LA TRIBUNE DIMANCHE - Depuis les révélations, d'autres témoignages de victimes vous sont-ils parvenus?
CHRISTOPHE ROBERT - Selon le cabinet Egaé, que nous avons engagé, la grande amplitude des sept témoignages [plus de trente ans] laisse présager que d'autres pourraient nous parvenir. Quand il y a répétition de faits, et c'est le cas, il est probable qu'il y ait d'autres victimes. Vos confrères ont d'ailleurs reçu un nouveau témoignage accablant, rendu public hier. C'est pour continuer ce travail d'écoute que nous avons ouvert une ligne téléphonique et une boîte mail gérés par Egaé. Nous n'avons pas encore de nouveaux retours et déciderons dans quelle mesure nous publierons d'autres informations. Nous continuerons d'œuvrer dans une totale transparence.
Vous attendez-vous à une baisse des dons à la Fondation Abbé Pierre? Y aura-t-il une crise de la solidarité?
Les dons constituent 97% de nos ressources. Cette générosité finance 900 projets par an portés par 500 associations. Aujourd'hui, il est impossible de connaître l'impact qu'auront ces révélations sur le comportement des donateurs. Ce qui est sûr, c'est que depuis plusieurs jours nous recevons des messages de soutien incroyables, je ne m'y attendais pas. La transparence et le soutien aux victimes touchent manifestement du monde.
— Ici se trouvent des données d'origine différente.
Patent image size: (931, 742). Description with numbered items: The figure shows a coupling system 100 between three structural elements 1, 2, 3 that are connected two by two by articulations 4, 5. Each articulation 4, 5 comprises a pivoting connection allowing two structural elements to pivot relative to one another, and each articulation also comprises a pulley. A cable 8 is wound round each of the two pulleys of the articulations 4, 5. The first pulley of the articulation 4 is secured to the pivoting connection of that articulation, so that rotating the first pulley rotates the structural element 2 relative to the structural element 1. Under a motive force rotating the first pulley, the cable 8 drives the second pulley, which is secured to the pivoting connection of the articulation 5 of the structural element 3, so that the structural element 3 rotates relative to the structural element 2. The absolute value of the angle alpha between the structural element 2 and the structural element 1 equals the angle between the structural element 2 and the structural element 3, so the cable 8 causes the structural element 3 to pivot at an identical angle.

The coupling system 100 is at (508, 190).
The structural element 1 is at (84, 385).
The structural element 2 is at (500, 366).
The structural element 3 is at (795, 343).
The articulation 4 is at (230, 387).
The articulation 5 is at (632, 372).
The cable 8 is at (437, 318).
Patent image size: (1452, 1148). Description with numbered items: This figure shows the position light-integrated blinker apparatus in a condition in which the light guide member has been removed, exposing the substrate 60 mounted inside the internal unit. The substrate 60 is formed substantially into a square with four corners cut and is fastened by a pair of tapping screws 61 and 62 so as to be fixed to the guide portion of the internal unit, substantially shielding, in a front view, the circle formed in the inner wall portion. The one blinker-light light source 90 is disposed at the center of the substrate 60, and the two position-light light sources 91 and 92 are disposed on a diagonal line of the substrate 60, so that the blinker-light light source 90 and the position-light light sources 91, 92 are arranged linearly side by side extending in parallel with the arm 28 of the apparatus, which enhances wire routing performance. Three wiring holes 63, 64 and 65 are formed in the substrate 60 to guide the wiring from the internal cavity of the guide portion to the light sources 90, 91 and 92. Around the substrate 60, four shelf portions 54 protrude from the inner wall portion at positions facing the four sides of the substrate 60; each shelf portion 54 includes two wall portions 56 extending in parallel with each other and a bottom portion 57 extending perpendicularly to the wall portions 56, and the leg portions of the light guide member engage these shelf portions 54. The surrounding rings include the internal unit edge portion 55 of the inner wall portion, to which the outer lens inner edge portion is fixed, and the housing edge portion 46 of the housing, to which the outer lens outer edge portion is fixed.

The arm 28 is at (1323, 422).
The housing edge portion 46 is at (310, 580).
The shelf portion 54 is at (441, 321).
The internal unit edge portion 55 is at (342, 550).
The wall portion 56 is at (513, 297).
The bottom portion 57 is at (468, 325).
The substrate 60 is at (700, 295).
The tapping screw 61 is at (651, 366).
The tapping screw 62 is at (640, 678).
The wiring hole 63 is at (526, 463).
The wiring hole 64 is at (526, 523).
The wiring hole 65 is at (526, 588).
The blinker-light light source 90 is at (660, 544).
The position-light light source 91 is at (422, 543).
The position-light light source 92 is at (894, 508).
Cela pourrait donc avoir l'effet inverse?
Je ne sais pas, non, je ne pense pas... enfin... Dans certaines situations que nous avons
connues, comme la baisse de la CSG ou la baisse du pouvoir d'achat, nous avons remarqué que certains ne pouvaient plus faire de dons mais que d'autres, alertés par
l'urgence, commençaient à donner, ce qui entraînait une compensation. Les situations
sont évidemment complètement différentes mais le mécanisme existe.
Tout cela n'enlève rien à la justesse du combat que nous continuerons de mener
Christophe Robert
Vous espérez donc une compensation?
Ce que j'espère surtout, c'est que les gens comprennent qu'il faut séparer l'abbé Pierre
de ce qui a été mis en œuvre depuis des décennies. Évidemment, l'abbé Pierre occupe une place importante dans notre mouvement, mais toute l'action que nous menons voit le jour grâce à nos salariés, nos bénévoles et nos donateurs, et ce n'est pas du fait de l'abbé Pierre. Ce qui est sûr, c'est que tout cela n'enlève rien à la justesse du combat que nous continuerons de mener, et je veux le dire aux mal-logés et aux associations. Nous ne lâcherons rien.
Souhaitez vous que la Fondation Abbé Pierre change de nom?
Nous vivons un tsunami, il y a plusieurs vagues. La première vague est consacrée à
l'attention que nous portons aux victimes. On ne sait pas ce qui va se passer ensuite, mais le moment viendra où la question de l'héritage sera posée. Nous sommes conscients qu'une partie nous incombe et c'est d'ailleurs pour cela que nous avons décidé de porter nous-mêmes ces révélations à la connaissance du grand public.
Que répondez-vous à ceux qui minimisent les faits reprochés à l'abbé Pierre?
J'ai reçu aussi des messages dans ce sens sur les réseaux sociaux. Les faits reprochés sont extrêmement graves, c'est de la violence sexuelle, ça tombe sous le coup de la loi. L'abbé Pierre n'est plus là, il n'y aura pas de contradictoire, mais ça tombe sous le coup de la loi, donc il n'y a pas de question. Nous luttons contre toutes les formes de violence et toutes les exclusions. Donc ceux qui minimisent se trompent. Aujourd'hui, nous sommes en colère, mais solides comme le roc.